In short: The Drownsman (2014)

Madison (Michelle Mylett) is suffering from visions of a rather wet looking gentleman (Ry Barrett) trying to drown her. It’s gotten so bad, she has reached a stage of hydrophobia where she even has to take in her fluids intravenously. How she isn’t already in a mental health facility, only the script gods know.

After not appearing for her job as maid of honour for the wedding of her best friend Hannah (Caroline Korycki), Hannah and her other interchangeable girlfriends decide on the most stupid way to put her back on track again: an intervention including a part-time psychic, a staged drowning in a bathtub, and lots of nonsensical talk. This really seems to get the Drownsman going, and now he isn’t only appearing to Madison alone but to her friends also – and where he was only a threatening presence before, he now goes in for the kill.

It is rather difficult for me to take Chad Archibald’s The Drownsman as seriously as it wants to be taken, primarily because large parts of the script are quite so stupid, and the non-supernatural elements of the film do seem more unbelievable than the supernatural ones.

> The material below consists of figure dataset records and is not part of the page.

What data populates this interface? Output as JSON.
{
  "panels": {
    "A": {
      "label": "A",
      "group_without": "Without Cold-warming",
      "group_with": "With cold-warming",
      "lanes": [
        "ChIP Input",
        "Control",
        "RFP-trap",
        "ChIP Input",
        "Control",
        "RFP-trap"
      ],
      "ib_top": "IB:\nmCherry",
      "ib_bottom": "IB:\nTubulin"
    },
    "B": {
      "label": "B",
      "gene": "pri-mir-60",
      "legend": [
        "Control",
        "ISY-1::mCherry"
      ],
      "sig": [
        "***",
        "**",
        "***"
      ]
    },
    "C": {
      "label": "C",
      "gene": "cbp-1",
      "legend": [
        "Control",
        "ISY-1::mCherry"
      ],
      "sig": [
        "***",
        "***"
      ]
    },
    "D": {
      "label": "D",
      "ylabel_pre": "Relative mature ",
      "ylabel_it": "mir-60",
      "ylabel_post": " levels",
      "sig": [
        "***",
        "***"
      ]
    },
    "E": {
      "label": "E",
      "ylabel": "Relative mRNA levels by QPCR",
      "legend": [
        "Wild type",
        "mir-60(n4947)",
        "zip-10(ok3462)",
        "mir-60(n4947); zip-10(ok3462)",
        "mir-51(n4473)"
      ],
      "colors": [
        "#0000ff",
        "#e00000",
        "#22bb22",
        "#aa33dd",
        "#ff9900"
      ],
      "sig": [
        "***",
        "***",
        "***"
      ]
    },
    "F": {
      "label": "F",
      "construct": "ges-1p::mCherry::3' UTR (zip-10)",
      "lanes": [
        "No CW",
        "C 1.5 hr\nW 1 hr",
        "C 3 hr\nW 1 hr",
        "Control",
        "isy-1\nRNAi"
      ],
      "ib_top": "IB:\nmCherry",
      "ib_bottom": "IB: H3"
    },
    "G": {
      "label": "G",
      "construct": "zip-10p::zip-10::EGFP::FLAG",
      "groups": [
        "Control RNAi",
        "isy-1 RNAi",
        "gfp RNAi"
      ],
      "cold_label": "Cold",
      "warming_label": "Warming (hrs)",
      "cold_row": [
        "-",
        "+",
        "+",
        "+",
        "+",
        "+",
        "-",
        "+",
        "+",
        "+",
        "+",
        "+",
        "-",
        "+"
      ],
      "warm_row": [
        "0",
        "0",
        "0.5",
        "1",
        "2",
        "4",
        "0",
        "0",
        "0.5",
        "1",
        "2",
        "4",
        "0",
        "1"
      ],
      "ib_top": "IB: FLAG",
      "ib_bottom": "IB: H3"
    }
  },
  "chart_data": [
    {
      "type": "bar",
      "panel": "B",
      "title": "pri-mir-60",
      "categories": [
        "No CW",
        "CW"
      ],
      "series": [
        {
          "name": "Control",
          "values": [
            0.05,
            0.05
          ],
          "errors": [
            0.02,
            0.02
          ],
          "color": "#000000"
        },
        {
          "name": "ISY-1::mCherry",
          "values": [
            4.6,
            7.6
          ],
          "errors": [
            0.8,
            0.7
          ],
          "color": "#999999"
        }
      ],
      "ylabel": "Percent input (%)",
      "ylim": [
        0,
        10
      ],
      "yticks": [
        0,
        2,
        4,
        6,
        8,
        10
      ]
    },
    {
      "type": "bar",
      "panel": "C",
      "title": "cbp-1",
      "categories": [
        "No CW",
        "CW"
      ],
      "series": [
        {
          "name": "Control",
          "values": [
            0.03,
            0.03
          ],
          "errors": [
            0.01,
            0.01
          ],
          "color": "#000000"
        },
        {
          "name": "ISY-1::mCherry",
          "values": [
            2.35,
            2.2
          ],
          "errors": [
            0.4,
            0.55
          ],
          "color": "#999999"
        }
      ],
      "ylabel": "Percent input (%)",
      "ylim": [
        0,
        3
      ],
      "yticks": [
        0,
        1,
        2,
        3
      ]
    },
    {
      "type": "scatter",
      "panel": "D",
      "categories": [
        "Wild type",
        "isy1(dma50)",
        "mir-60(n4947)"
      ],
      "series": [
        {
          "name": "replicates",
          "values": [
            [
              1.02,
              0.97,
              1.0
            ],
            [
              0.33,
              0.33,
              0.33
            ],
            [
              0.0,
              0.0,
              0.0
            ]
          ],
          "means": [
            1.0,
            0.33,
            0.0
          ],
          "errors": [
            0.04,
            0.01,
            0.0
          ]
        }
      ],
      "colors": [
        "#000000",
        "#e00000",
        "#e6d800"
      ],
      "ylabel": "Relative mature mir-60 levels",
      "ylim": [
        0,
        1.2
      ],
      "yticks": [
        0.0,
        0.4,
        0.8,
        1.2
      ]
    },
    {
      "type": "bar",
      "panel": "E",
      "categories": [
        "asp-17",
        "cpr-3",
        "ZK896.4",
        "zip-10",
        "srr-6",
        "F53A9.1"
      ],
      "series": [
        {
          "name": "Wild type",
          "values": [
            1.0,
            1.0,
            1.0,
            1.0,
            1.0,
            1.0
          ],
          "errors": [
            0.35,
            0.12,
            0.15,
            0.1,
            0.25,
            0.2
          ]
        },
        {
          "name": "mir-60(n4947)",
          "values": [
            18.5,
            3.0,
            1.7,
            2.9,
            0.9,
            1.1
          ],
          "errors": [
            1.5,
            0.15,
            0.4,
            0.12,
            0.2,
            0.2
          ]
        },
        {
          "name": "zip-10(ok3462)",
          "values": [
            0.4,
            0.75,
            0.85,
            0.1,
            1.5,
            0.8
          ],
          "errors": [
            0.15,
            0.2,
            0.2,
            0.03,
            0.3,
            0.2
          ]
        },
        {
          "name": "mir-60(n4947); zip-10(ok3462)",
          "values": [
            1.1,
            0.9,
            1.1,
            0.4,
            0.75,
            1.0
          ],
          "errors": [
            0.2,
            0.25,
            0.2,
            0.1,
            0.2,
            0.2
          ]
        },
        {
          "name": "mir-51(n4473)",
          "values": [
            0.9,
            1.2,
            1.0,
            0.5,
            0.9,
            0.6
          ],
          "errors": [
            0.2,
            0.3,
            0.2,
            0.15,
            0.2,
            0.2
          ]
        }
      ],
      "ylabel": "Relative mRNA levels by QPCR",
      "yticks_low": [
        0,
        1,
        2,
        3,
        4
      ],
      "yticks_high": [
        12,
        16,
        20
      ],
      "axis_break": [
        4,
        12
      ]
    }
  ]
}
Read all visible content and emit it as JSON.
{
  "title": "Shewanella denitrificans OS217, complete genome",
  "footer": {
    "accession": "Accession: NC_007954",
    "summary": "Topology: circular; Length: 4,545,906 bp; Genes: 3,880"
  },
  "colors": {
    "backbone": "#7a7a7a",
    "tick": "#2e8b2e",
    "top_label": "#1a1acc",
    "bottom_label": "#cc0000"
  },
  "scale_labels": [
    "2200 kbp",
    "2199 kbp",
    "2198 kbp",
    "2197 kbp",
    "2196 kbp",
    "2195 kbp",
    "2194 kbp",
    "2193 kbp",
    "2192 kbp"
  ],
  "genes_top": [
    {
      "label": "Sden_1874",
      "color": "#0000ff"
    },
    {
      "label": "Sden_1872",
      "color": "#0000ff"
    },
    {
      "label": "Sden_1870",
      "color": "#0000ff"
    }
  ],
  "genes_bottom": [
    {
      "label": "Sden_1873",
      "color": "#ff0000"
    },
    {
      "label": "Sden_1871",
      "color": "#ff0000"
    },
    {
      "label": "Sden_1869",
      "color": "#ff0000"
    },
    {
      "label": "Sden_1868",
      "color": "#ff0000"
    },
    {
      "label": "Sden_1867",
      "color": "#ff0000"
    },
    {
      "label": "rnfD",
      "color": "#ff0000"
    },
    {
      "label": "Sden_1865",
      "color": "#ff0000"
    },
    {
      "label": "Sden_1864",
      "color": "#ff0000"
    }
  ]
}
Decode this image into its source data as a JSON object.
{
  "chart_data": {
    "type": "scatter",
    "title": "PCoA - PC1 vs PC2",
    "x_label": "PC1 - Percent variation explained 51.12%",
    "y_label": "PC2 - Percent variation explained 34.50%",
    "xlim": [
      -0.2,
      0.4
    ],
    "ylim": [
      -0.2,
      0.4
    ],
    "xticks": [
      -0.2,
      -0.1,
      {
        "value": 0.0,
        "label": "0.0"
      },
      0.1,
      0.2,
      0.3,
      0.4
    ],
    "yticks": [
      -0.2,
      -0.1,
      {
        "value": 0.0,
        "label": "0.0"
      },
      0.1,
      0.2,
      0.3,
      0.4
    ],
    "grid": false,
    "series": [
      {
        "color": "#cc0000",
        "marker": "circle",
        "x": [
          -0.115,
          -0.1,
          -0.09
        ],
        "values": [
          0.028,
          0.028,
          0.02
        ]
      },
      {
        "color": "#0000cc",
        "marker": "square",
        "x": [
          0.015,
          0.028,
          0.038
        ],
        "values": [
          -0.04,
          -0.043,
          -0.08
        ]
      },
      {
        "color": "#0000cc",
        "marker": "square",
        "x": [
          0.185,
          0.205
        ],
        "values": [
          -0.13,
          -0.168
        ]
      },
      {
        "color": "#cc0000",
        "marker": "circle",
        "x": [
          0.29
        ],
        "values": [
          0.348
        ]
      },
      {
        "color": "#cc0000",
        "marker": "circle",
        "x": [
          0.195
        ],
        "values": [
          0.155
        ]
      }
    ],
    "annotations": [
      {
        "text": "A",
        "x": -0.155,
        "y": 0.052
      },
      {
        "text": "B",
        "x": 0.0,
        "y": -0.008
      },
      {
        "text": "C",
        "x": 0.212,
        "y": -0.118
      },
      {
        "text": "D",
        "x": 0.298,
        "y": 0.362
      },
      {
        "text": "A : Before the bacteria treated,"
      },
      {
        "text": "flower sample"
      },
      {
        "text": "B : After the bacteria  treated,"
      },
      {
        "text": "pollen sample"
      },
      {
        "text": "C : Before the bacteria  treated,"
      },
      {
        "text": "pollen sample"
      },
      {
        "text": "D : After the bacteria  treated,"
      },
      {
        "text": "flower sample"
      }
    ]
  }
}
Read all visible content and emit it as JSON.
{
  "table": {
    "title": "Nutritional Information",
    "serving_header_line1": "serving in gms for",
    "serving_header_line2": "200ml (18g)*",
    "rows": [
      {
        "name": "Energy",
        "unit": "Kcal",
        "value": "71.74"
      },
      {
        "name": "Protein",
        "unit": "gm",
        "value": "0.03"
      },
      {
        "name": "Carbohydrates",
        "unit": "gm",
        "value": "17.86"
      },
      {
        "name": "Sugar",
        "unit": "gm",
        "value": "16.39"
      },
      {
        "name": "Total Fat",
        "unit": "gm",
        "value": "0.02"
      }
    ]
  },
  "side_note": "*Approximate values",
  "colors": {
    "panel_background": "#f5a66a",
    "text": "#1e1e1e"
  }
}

So, no, this is not how mental illness works, this is not how interventions work, and this – I hope – is not how friendship works, the film seemingly taking place in bizarro land even without its watery supernatural serial killer. In fact, I had more difficulty suspending my disbelief regarding these supposed real world parts than the Drownsman, a process that wasn’t made any easier by the bland characters. Other horror films just go for clichéd one-note characters, but The Drownsman doesn’t even go this deep, so Maddy and her circle of friends don’t exactly make for riveting victims, or people you want to spend any screen time with.

Having said that, I also have to admit that I still enjoyed parts of the film. Sure, the plot – such as it is - is made out of bits of better movies, with a killer who works as a watery version of a less talkative Freddy Krueger, but its consciously surreal horror movie set pieces are somewhat interesting and even kinda cool, and while the film is pretty dumb, it also isn’t in the habit of dragging its feet and having nothing happen. Sure, I would have loved to see something intelligent  or thematically, or emotionally involving made from The Drownsman’s basics but at least it’s not (too) boring. How’s that for a recommendation?